# Steam Fest 2009 -- More Pictures



## Alan in Adirondacks (Jan 2, 2008)

Steam Fest 2009 was a great event, and the MSSLS group and its lead Steam Fest contact Bob Weltyk outdid themselves. The track placement was fantastic, and the steaming and camaraderie were exceptional. Here are a few photos to add to the great ones already posted by others:

Why we were there --- #1225 on the right that needs the 15 year FRA inspection:









Thursday morning was rainy while #4449 was getting ready for the day's excursion:










Doyle waiting in the rain:









Under way to pick up the train:









Backing down.

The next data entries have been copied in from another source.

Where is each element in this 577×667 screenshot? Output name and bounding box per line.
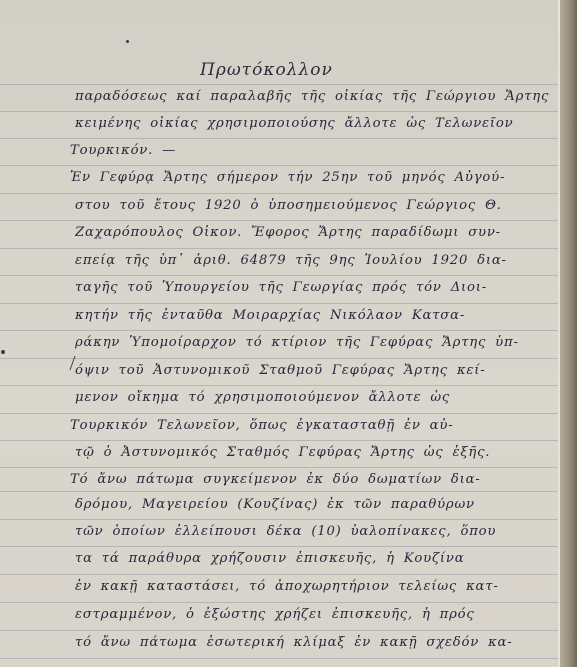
- text-line: Ζαχαρόπουλος Οἰκον. Ἔφορος Ἄρτης παραδίδ…: [75, 223, 553, 243]
- text-line: δρόμου, Μαγειρείου (Κουζίνας) ἐκ τῶν παρ…: [75, 495, 553, 515]
- text-line: παραδόσεως καί παραλαβῆς τῆς οἰκίας τῆς …: [75, 87, 553, 107]
- ruled-line: [0, 658, 560, 659]
- text-line: τῶν ὁποίων ἐλλείπουσι δέκα (10) ὑαλοπίνα…: [75, 522, 553, 542]
- ruled-line: [0, 519, 560, 520]
- margin-ink-dot: [1, 350, 5, 354]
- text-line: Ἐν Γεφύρᾳ Ἄρτης σήμερον τήν 25ην τοῦ μην…: [70, 168, 548, 188]
- text-line: ἐν κακῇ καταστάσει, τό ἀποχωρητήριον τελ…: [75, 577, 553, 597]
- document-page: Πρωτόκολλον παραδόσεως καί παραλαβῆς τῆς…: [0, 0, 560, 667]
- ruled-line: [0, 574, 560, 575]
- text-line: Τουρκικόν. —: [70, 141, 548, 161]
- text-line: όψιν τοῦ Ἀστυνομικοῦ Σταθμοῦ Γεφύρας Ἄρτ…: [75, 361, 553, 381]
- ruled-line: [0, 303, 560, 304]
- text-line: κειμένης οἰκίας χρησιμοποιούσης ἄλλοτε ὡ…: [75, 114, 553, 134]
- document-title: Πρωτόκολλον: [200, 60, 333, 80]
- text-line: Τό ἄνω πάτωμα συγκείμενον ἐκ δύο δωματίω…: [70, 470, 548, 490]
- text-line: εστραμμένον, ὁ ἐξώστης χρήζει ἐπισκευῆς,…: [75, 605, 553, 625]
- page-edge-binding: [558, 0, 577, 667]
- ruled-line: [0, 220, 560, 221]
- ruled-line: [0, 467, 560, 468]
- text-line: ράκην Ὑπομοίραρχον τό κτίριον τῆς Γεφύρα…: [75, 333, 553, 353]
- margin-ink-dot: [126, 40, 129, 43]
- text-line: ταγῆς τοῦ Ὑπουργείου τῆς Γεωργίας πρός τ…: [75, 278, 553, 298]
- ruled-line: [0, 111, 560, 112]
- text-line: στου τοῦ ἔτους 1920 ὁ ὑποσημειούμενος Γε…: [75, 196, 553, 216]
- ruled-line: [0, 248, 560, 249]
- text-line: τό ἄνω πάτωμα ἐσωτερική κλίμαξ ἐν κακῇ σ…: [75, 633, 553, 653]
- ruled-line: [0, 84, 560, 85]
- ruled-line: [0, 165, 560, 166]
- text-line: μενον οἴκημα τό χρησιμοποιούμενον ἄλλοτε…: [75, 388, 553, 408]
- text-line: επείᾳ τῆς ὑπ᾽ ἀριθ. 64879 τῆς 9ης Ἰουλίο…: [75, 251, 553, 271]
- ruled-line: [0, 630, 560, 631]
- text-line: κητήν τῆς ἐνταῦθα Μοιραρχίας Νικόλαον Κα…: [75, 306, 553, 326]
- text-line: τα τά παράθυρα χρήζουσιν ἐπισκευῆς, ἡ Κο…: [75, 549, 553, 569]
- ruled-line: [0, 138, 560, 139]
- ruled-line: [0, 602, 560, 603]
- ruled-line: [0, 413, 560, 414]
- text-line: Τουρκικόν Τελωνεῖον, ὅπως ἐγκατασταθῇ ἐν…: [70, 416, 548, 436]
- ruled-line: [0, 440, 560, 441]
- ruled-line: [0, 546, 560, 547]
- ruled-line: [0, 385, 560, 386]
- ruled-line: [0, 275, 560, 276]
- ruled-line: [0, 491, 560, 492]
- ruled-line: [0, 330, 560, 331]
- text-line: τῷ ὁ Ἀστυνομικός Σταθμός Γεφύρας Ἄρτης ὡ…: [75, 443, 553, 463]
- ruled-line: [0, 193, 560, 194]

Talk about an impressive gathering of Lima Superpower:









And ready to head out of town with the beautiful Hiawatha observation:









Then it was time to steam.. Bob fueling Thomas (Note the bubbles from Sir Topham Hat's car):



















SteamTom #2's C-21:









Justin firing his coal-fired K-27 with its new turbogenerator:









Note all the new piping in the cab:










And Bob's GS-4 with #1225 for a backdrop:









Jeff's C-16 with his weathered consist:









Ryan's AC-11(GW) pulling the San Joaquin Daylight:









Stan and Harry observing the proceedings:









John Garrett's beautiful German consist:









Is he happy or what??









Water time for a 4-4-0:









ChilliCharlie with a picture-perfect first run for his AC-12:










Justin and John, part of the #4449 firing and support crew, asked Alan if he could fire his GS-4 (guess what the answer was!!!)









Alan thinking he has died and gone to heaven:











And to top it all off --- Doyle looking over Alan's GS-4 and its Mars light (thanks to ChilliCharliefor the pics with Doyle) :









And signing the inside of the cab roof!!!

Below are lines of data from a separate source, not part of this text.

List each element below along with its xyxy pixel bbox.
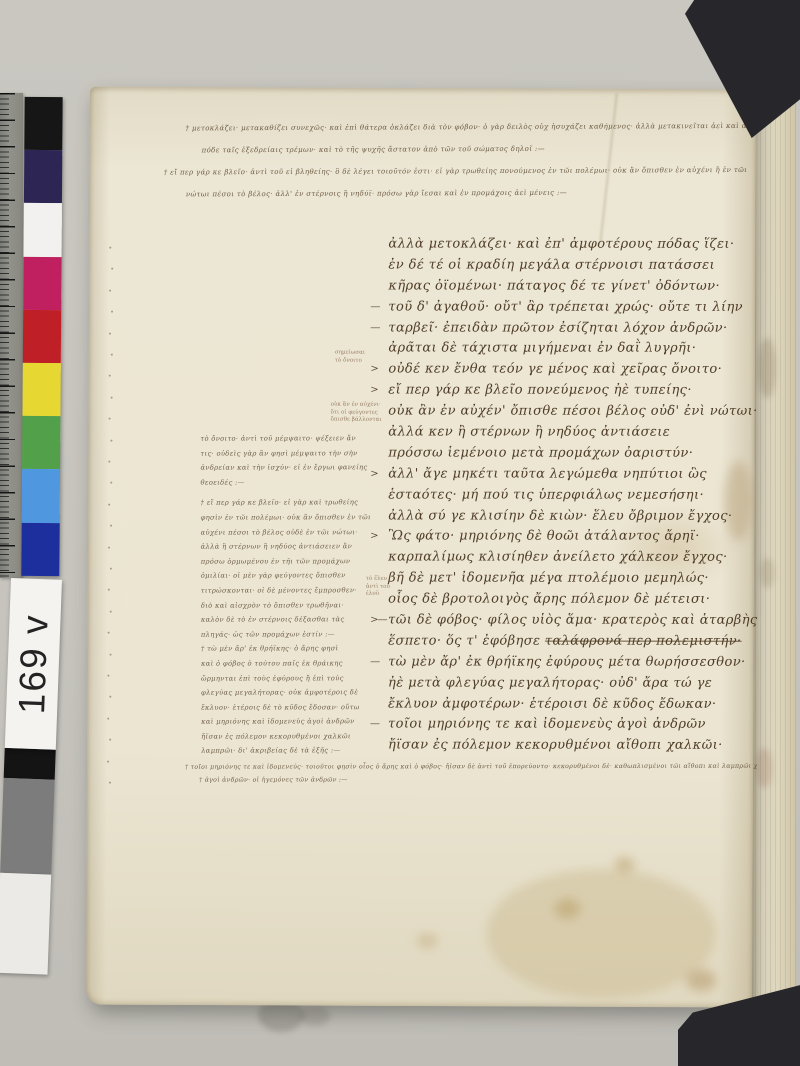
scholia-line: † τὼ μὲν ἄρ' ἐκ θρήϊκης· ὁ ἄρης φησὶ [201,642,379,657]
verse-line: >Ὣς φάτο· μηριόνης δὲ θοῶι ἀτάλαντος ἄρη… [370,529,748,550]
grayscale-strip [0,748,56,975]
verse-line: —ταρβεῖ· ἐπειδὰν πρῶτον ἐσίζηται λόχον ἀ… [370,320,748,341]
verse-text: ἤϊσαν ἐς πόλεμον κεκορυθμένοι αἴθοπι χαλ… [388,738,723,753]
left-scholia-para2: † εἴ περ γάρ κε βλεῖο· εἰ γὰρ καὶ τρωθεί… [201,496,380,759]
verse-line: ἔκλυον ἀμφοτέρων· ἑτέροισι δὲ κῦδος ἔδωκ… [370,696,748,717]
critical-sign: — [370,301,388,312]
manuscript-photo: † μετοκλάζει· μετακαθίζει συνεχῶς· καὶ ἐ… [0,0,800,1066]
scholia-line: καὶ μηριόνης καὶ ἰδομενεὺς ἀγοὶ ἀνδρῶν [201,714,379,729]
verse-line: >ἀλλ' ἄγε μηκέτι ταῦτα λεγώμεθα νηπύτιοι… [370,466,748,487]
color-patch [22,363,60,416]
scholia-line: † εἴ περ γάρ κε βλεῖο· ἀντὶ τοῦ εἰ βληθε… [164,159,764,184]
scholia-line: αὐχένι πέσοι τὸ βέλος οὐδὲ ἐν τῶι νώτωι· [201,525,379,540]
verse-line: ἑσταότες· μή πού τις ὑπερφιάλως νεμεσήση… [370,487,748,508]
label-strip: 169 v [0,578,62,975]
scholia-line: † μετοκλάζει· μετακαθίζει συνεχῶς· καὶ ἐ… [185,115,763,140]
verse-text: κῆρας ὀϊομένωι· πάταγος δέ τε γίνετ' ὀδό… [388,278,720,293]
verse-text: οὐκ ἂν ἐν αὐχέν' ὄπισθε πέσοι βέλος οὐδ'… [388,404,757,419]
margin-note-a: σημείωσαιτὸ ὄνοιτο [335,350,365,365]
verse-line: οὐκ ἂν ἐν αὐχέν' ὄπισθε πέσοι βέλος οὐδ'… [370,404,748,425]
verse-line: ἀρᾶται δὲ τάχιστα μιγήμεναι ἐν δαῒ λυγρῆ… [370,341,748,362]
verse-text: ἐν δέ τέ οἱ κραδίη μεγάλα στέρνοισι πατά… [388,257,715,272]
verse-text: Ὣς φάτο· μηριόνης δὲ θοῶι ἀτάλαντος ἄρηϊ… [388,529,700,544]
stain-spot [615,857,635,873]
verse-text: ἑσταότες· μή πού τις ὑπερφιάλως νεμεσήση… [388,487,704,502]
critical-sign: > [370,364,388,375]
verse-text: ταρβεῖ· ἐπειδὰν πρῶτον ἐσίζηται λόχον ἀν… [388,320,727,335]
verse-text: εἴ περ γάρ κε βλεῖο πονεύμενος ἠὲ τυπείη… [388,383,692,398]
grayscale-patch [0,778,54,875]
critical-sign: — [370,322,388,333]
color-patch [21,522,59,575]
color-patch [23,256,61,309]
stain-spot [416,933,438,949]
scholia-line: φλεγύας μεγαλήτορας· οὐκ ἀμφοτέροις δὲ [201,685,379,700]
scholia-line: φησὶν ἐν τῶι πολέμωι· οὐκ ἂν ὄπισθεν ἐν … [201,510,379,525]
water-stain [486,868,717,999]
scholia-line: διὸ καὶ αἰσχρὸν τὸ ὄπισθεν τρωθῆναι· [201,598,379,613]
verse-text-struck: ταλάφρονά περ πολεμιστήν· [545,634,742,649]
grayscale-patch [0,873,51,975]
scholia-line: πληγάς· ὡς τῶν προμάχων ἐστίν :— [201,627,379,642]
color-patch [24,150,62,203]
scholia-line: ὁμιλίαι· οἱ μὲν γὰρ φεύγοντες ὄπισθεν [201,569,379,584]
verse-line: >οὐδέ κεν ἔνθα τεόν γε μένος καὶ χεῖρας … [370,362,748,383]
book-fore-edge [750,88,796,1008]
verse-text: τῶι δὲ φόβος· φίλος υἱὸς ἅμα· κρατερὸς κ… [388,612,757,627]
scholia-line: ἔκλυον· ἑτέροις δὲ τὸ κῦδος ἔδοσαν· οὕτω [201,700,379,715]
left-scholia-para1: τὸ ὄνοιτο· ἀντὶ τοῦ μέμψαιτο· ψέξειεν ἄν… [200,431,378,490]
verse-text: οὐδέ κεν ἔνθα τεόν γε μένος καὶ χεῖρας ὄ… [388,362,722,377]
stain-spot [686,969,716,991]
verse-text: ἕσπετο· ὅς τ' ἐφόβησε [388,633,545,648]
color-patch [24,203,62,256]
verse-line: ἀλλά κεν ἢ στέρνων ἢ νηδύος ἀντιάσειε [370,424,748,445]
main-text-column: ἀλλὰ μετοκλάζει· καὶ ἐπ' ἀμφοτέρους πόδα… [370,236,748,759]
verse-text: ἔκλυον ἀμφοτέρων· ἑτέροισι δὲ κῦδος ἔδωκ… [388,696,716,711]
verse-line: βῆ δὲ μετ' ἰδομενῆα μέγα πτολέμοιο μεμηλ… [370,571,748,592]
verse-line: ἠὲ μετὰ φλεγύας μεγαλήτορας· οὐδ' ἄρα τώ… [370,675,748,696]
ruler-cm-ticks [0,93,15,578]
scholia-line: λαμπρῶι· δι' ἀκριβείας δὲ τὰ ἑξῆς :— [201,744,379,759]
scholia-line: πόδε ταῖς ἐξεδρείαις τρέμων· καὶ τὸ τῆς … [202,137,622,161]
verse-line: ἀλλὰ μετοκλάζει· καὶ ἐπ' ἀμφοτέρους πόδα… [370,236,748,257]
scholia-line: ἤϊσαν ἐς πόλεμον κεκορυθμένοι χαλκῶι [201,729,379,744]
verse-text: τοῖοι μηριόνης τε καὶ ἰδομενεὺς ἀγοὶ ἀνδ… [388,717,706,732]
verse-text: πρόσσω ἱεμένοιο μετὰ προμάχων ὀαριστύν· [388,445,693,460]
note-line: ὄπισθε βάλλονται [331,417,382,425]
scholia-line: † ἀγοὶ ἀνδρῶν· οἱ ἡγεμόνες τῶν ἀνδρῶν :— [199,773,379,786]
color-patch [22,469,60,522]
verse-text: ἀλλ' ἄγε μηκέτι ταῦτα λεγώμεθα νηπύτιοι … [388,466,707,481]
left-scholia-block: τὸ ὄνοιτο· ἀντὶ τοῦ μέμψαιτο· ψέξειεν ἄν… [200,431,379,759]
stain-spot [554,899,580,919]
verse-text: ἀρᾶται δὲ τάχιστα μιγήμεναι ἐν δαῒ λυγρῆ… [388,341,696,356]
folio-number-text: 169 v [11,613,57,715]
scholia-line: καὶ ὁ φόβος ὁ τούτου παῖς ἐκ θράικης [201,656,379,671]
folio-number-label: 169 v [5,578,62,750]
bottom-scholia-block: † τοῖοι μηριόνης τε καὶ ἰδομενεύς· τοιοῦ… [185,760,757,787]
scholia-line: † εἴ περ γάρ κε βλεῖο· εἰ γὰρ καὶ τρωθεί… [201,496,379,511]
note-line: τὸ ἕλευ [366,576,390,584]
verse-text: τοῦ δ' ἀγαθοῦ· οὔτ' ἂρ τρέπεται χρώς· οὔ… [388,299,743,314]
verse-text: βῆ δὲ μετ' ἰδομενῆα μέγα πτολέμοιο μεμηλ… [388,571,709,586]
color-patch [22,416,60,469]
scholia-line: καλὸν δὲ τὸ ἐν στέρνοις δέξασθαι τὰς [201,612,379,627]
top-scholia-block: † μετοκλάζει· μετακαθίζει συνεχῶς· καὶ ἐ… [163,115,763,206]
verse-text: ἀλλὰ σύ γε κλισίην δὲ κιὼν· ἕλευ ὄβριμον… [388,508,732,523]
verse-text: ἀλλά κεν ἢ στέρνων ἢ νηδύος ἀντιάσειε [388,424,670,439]
color-patch [23,310,61,363]
color-patch [24,97,62,150]
scholia-line: τις· οὐδεὶς γὰρ ἂν φησὶ μέμψαιτο τὴν σὴν [200,446,378,461]
scholia-line: ὥρμηνται ἐπὶ τοὺς ἐφύρους ἢ ἐπὶ τοὺς [201,671,379,686]
cast-shadow [300,1006,330,1026]
ruler [0,93,23,578]
scholia-line: τὸ ὄνοιτο· ἀντὶ τοῦ μέμψαιτο· ψέξειεν ἄν [200,431,378,446]
margin-note-c: τὸ ἕλευἀντὶ τοῦἑλοῦ [366,576,390,599]
margin-note-b: οὐκ ἂν ἐν αὐχένι·ὅτι οἱ φεύγοντεςὄπισθε … [331,402,382,425]
critical-sign: > [370,385,388,396]
verse-line: πρόσσω ἱεμένοιο μετὰ προμάχων ὀαριστύν· [370,445,748,466]
verse-line: ἕσπετο· ὅς τ' ἐφόβησε ταλάφρονά περ πολε… [370,633,748,654]
verse-text: ἀλλὰ μετοκλάζει· καὶ ἐπ' ἀμφοτέρους πόδα… [388,236,734,251]
note-line: ἑλοῦ [366,591,390,599]
scholia-line: θεοειδές :— [200,475,378,490]
fore-edge-mark [756,748,772,788]
verse-line: >εἴ περ γάρ κε βλεῖο πονεύμενος ἠὲ τυπεί… [370,383,748,404]
parchment-page: † μετοκλάζει· μετακαθίζει συνεχῶς· καὶ ἐ… [86,87,756,1008]
verse-line: ἤϊσαν ἐς πόλεμον κεκορυθμένοι αἴθοπι χαλ… [370,738,748,759]
scholia-line: ἀνδρείαν καὶ τὴν ἰσχύν· εἰ ἐν ἔργωι φανε… [200,460,378,475]
verse-line: καρπαλίμως κλισίηθεν ἀνείλετο χάλκεον ἔγ… [370,550,748,571]
scholia-line: νώτωι πέσοι τὸ βέλος· ἀλλ' ἐν στέρνοις ἢ… [186,181,656,205]
scholia-line: † τοῖοι μηριόνης τε καὶ ἰδομενεύς· τοιοῦ… [185,760,757,774]
verse-text: ἠὲ μετὰ φλεγύας μεγαλήτορας· οὐδ' ἄρα τώ… [388,675,712,690]
verse-text: οἷος δὲ βροτολοιγὸς ἄρης πόλεμον δὲ μέτε… [388,592,710,607]
grayscale-patch [4,748,56,780]
verse-line: ἐν δέ τέ οἱ κραδίη μεγάλα στέρνοισι πατά… [370,257,748,278]
fore-edge-stain [758,338,776,398]
color-calibration-bar [21,97,62,576]
verse-line: —τοῖοι μηριόνης τε καὶ ἰδομενεὺς ἀγοὶ ἀν… [370,717,748,738]
scholia-line: τιτρώσκονται· οἱ δὲ μένοντες ἔμπροσθεν· [201,583,379,598]
verse-line: >—τῶι δὲ φόβος· φίλος υἱὸς ἅμα· κρατερὸς… [370,612,748,633]
verse-text: καρπαλίμως κλισίηθεν ἀνείλετο χάλκεον ἔγ… [388,550,727,565]
verse-line: —τὼ μὲν ἄρ' ἐκ θρήϊκης ἐφύρους μέτα θωρή… [370,654,748,675]
scholia-line: ἀλλὰ ἢ στέρνων ἢ νηδύος ἀντιάσειεν ἂν [201,539,379,554]
scholia-line: πρόσω ὁρμωμένου ἐν τῆι τῶν προμάχων [201,554,379,569]
fore-edge-stain [760,558,774,588]
verse-line: ἀλλὰ σύ γε κλισίην δὲ κιὼν· ἕλευ ὄβριμον… [370,508,748,529]
verse-line: —τοῦ δ' ἀγαθοῦ· οὔτ' ἂρ τρέπεται χρώς· ο… [370,299,748,320]
verse-text: τὼ μὲν ἄρ' ἐκ θρήϊκης ἐφύρους μέτα θωρήσ… [388,654,745,669]
verse-line: κῆρας ὀϊομένωι· πάταγος δέ τε γίνετ' ὀδό… [370,278,748,299]
note-line: οὐκ ἂν ἐν αὐχένι· [331,402,382,410]
note-line: σημείωσαι [335,350,365,358]
verse-line: οἷος δὲ βροτολοιγὸς ἄρης πόλεμον δὲ μέτε… [370,592,748,613]
note-line: τὸ ὄνοιτο [335,357,365,365]
note-line: ἀντὶ τοῦ [366,583,390,591]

Obviously you have to run the San Joaquin Daylight when you are next to *The Mother Ship* (#4449):


















One of the biggest highlights of Rail Fest 2009, *Leviathan *at her very first public showing:









On the turntable:









And with a backup light necessary for FRA approval!!

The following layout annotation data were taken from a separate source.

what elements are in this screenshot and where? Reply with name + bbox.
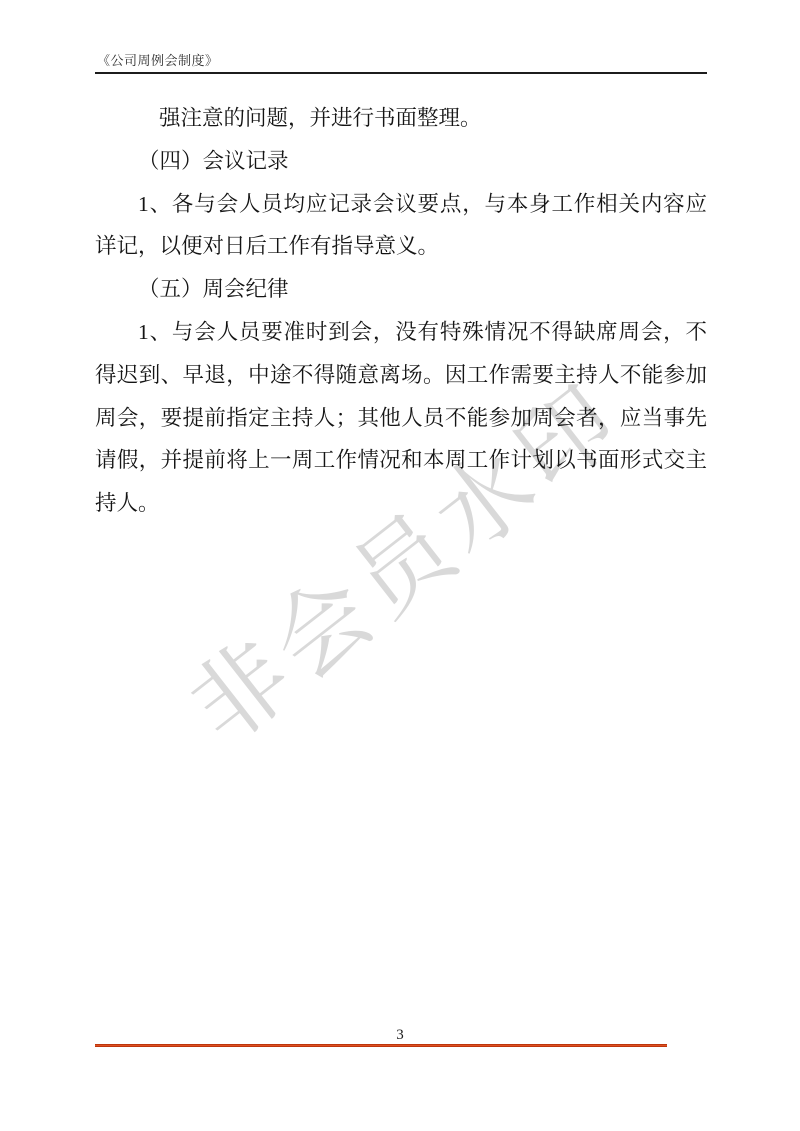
body-line: 持人。 — [95, 482, 707, 525]
header-rule — [95, 72, 707, 74]
page-number: 3 — [0, 1024, 800, 1046]
document-page: 《公司周例会制度》 非会员水印 强注意的问题，并进行书面整理。 （四）会议记录 … — [0, 0, 800, 1131]
body-line: 详记，以便对日后工作有指导意义。 — [95, 225, 707, 268]
body-line: 周会，要提前指定主持人；其他人员不能参加周会者，应当事先 — [95, 397, 707, 440]
body-line-heading-4: （四）会议记录 — [95, 140, 707, 183]
body-line: 1、与会人员要准时到会，没有特殊情况不得缺席周会，不 — [95, 311, 707, 354]
header-title: 《公司周例会制度》 — [97, 50, 219, 69]
body-line: 请假，并提前将上一周工作情况和本周工作计划以书面形式交主 — [95, 439, 707, 482]
body-text: 强注意的问题，并进行书面整理。 （四）会议记录 1、各与会人员均应记录会议要点，… — [95, 97, 707, 525]
body-line: 得迟到、早退，中途不得随意离场。因工作需要主持人不能参加 — [95, 354, 707, 397]
body-line: 强注意的问题，并进行书面整理。 — [95, 97, 707, 140]
body-line-heading-5: （五）周会纪律 — [95, 268, 707, 311]
body-line: 1、各与会人员均应记录会议要点，与本身工作相关内容应 — [95, 183, 707, 226]
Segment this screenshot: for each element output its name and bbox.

And a final picture that really made the trip fun: son Brent with his three boys and Uncle Jeff with his C-16 --- and #4449 in the background:









Thanks again to Bob, SteamTom 1 & 2, Fred, Fritz, John Fuller and all the others that made this possible. It was tough to miss NSS, but with #4449 this event just had to win out!

Best regards,

Alan


----------



## Charles (Jan 2, 2008)

Alan
The event was once in a life time event. One of the most amazing events having the opportunity to steam up and ride the actual "real" locomotive. Then there were the extras with the "fly boys" and Ford exhibit. Thanks for posting the photos.


----------



## aankus (Jan 5, 2008)

great 'shot' of Doyle inquiring about the Live Steam GS 4 ....after being inside the Daylight's cab I felt it's 'complexity' was much more akin to a 747's....a great tribute to it's Drivers ! 
Observing Doyle's 'topside' in picture #2 must indicate the Daylight's Engineer window must be quite short ; > {0


----------



## artgibson (Jan 2, 2008)

Enjoyed all o your pics.
.


----------